歴史小説は漢方薬のような良さがある。読み続けると人生は豊かに変わる-。「教養としての歴史小説」(ダイヤモンド社)を出した直木賞作家「今村翔吾」さん(大津市)は、小学5年でどっぷり漬かり、現在は担い手となったジャンルの魅力を熱く説いた。過去を振り返り、未来につなげようと願いを込めた最新刊だ。
↑写真:中日新聞より
2017年のデビュー以来、歴史小説の書き手として活躍し、2022年に「塞王(さいおう)の楯(たて)」で直木賞を受けた今村さん。
「自分の考えを一度体系化しておきたかった」と、今回の執筆動機を語る。さまざまな分野で「教養」をうたう本は出ているが、「小説の中でも、歴史ものは歴史や文化の知識がないと書きづらく、教養と関係が深い」と分析する。
「分かりやすさ意識」
難解、苦手という印象を持たれやすいジャンルだとも。「この本では、なにより分かりやすさを意識した。

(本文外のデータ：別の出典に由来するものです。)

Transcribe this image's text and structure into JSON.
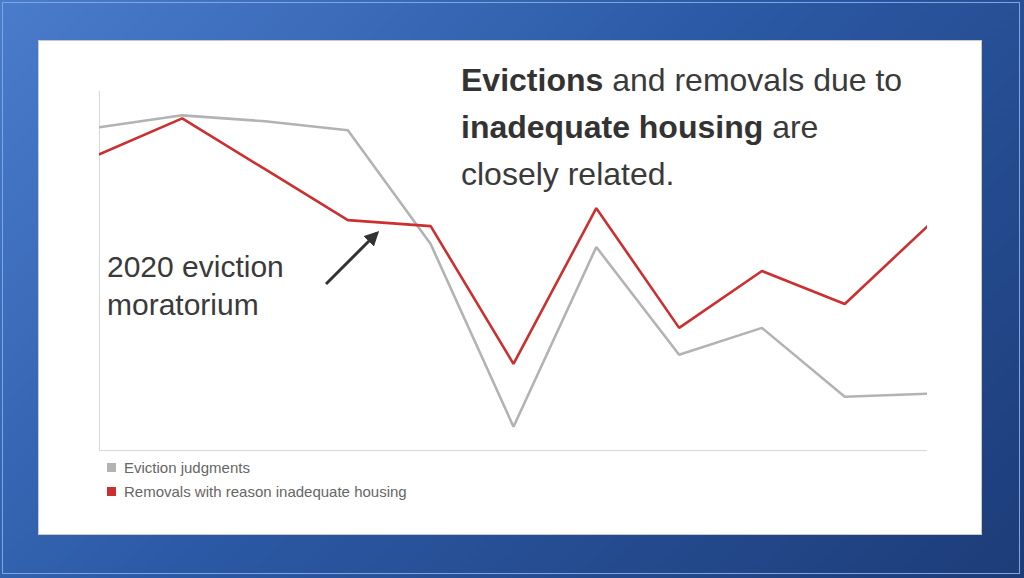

手に取ってくれた人を笑顔で迎えたかった」
池波正太郎「真田太平記」との運命的な出合いを機に、10代のころは歴史小説に耽溺(たんでき)し、史跡を訪ねては歴史に思いをはせた。
「教養-」では豊富な体験談を交えながら、登場人物や著者の考え、故事などから人としての考え方やふるまいを教わったと明かす。そして歴史小説の基礎知識、作品に詰まっている人生訓や知識の例、オススメの作家・作品に話題を広げていく。
特に、歴史小説と歴史書の違いについての記述には、今村さんの問題意識が反映されている。「史実を確定していくのが歴史家の仕事であり、史実の見方を提示するのが歴史小説家の仕事」。
歴史小説はしばしば、一部の学者から批判を受けるという。ただ、面白さや分かりやすさを重視した物語に、学術的な正確さや描写の緻密さを過度に求めていては、歴史ファンが増えないのではないか。歴史家と小説家は協力していけるはず-という提言だ。
それは読者への注意喚起でもある。「竜馬がゆく」「坂の上の雲」などのベストセラーを書き、「司馬史観」という言葉が生まれたほど日本人の歴史観に影響を与えた司馬遼太郎を例に、小説の内容を「本当の歴史」と捉えないよう呼びかける。
「歴史小説などのフィクションは、歴史を『面白い』『わくわくする』と思ってもらう役割を担う。僕もまず『楽しさ』を読者に与える作家でありたい」。エンターテインメント作家としての矜恃(きょうじ)をにじませた。
作家を7世代に分類
では、どのような小説が面白いのか。本書では作家を7世代に分類。
大佛(おさらぎ)次郎らを第1世代とし、藤沢周平・司馬・池波らが黄金期を築いた第3世代、朝井まかてさんら第6世代、今村さんを含む第7世代まで約50人をリストアップし、代表的作家のオススメ作品を紹介する。
第7世代は5人を挙げるが、30代は2人、20代はゼロだ。「若い書き手と若い読み手が圧倒的に不足している」。第3世代をはじめ多くの先輩作家に楽しませてもらったからこそ、多くを学び、成長することができた実感がある。
「今度は僕が頑張って、歴史小説の楽しさを伝えたい。新たな読者の中から、次代を担う作家、研究者が生まれてくれるはず」と力を込めた。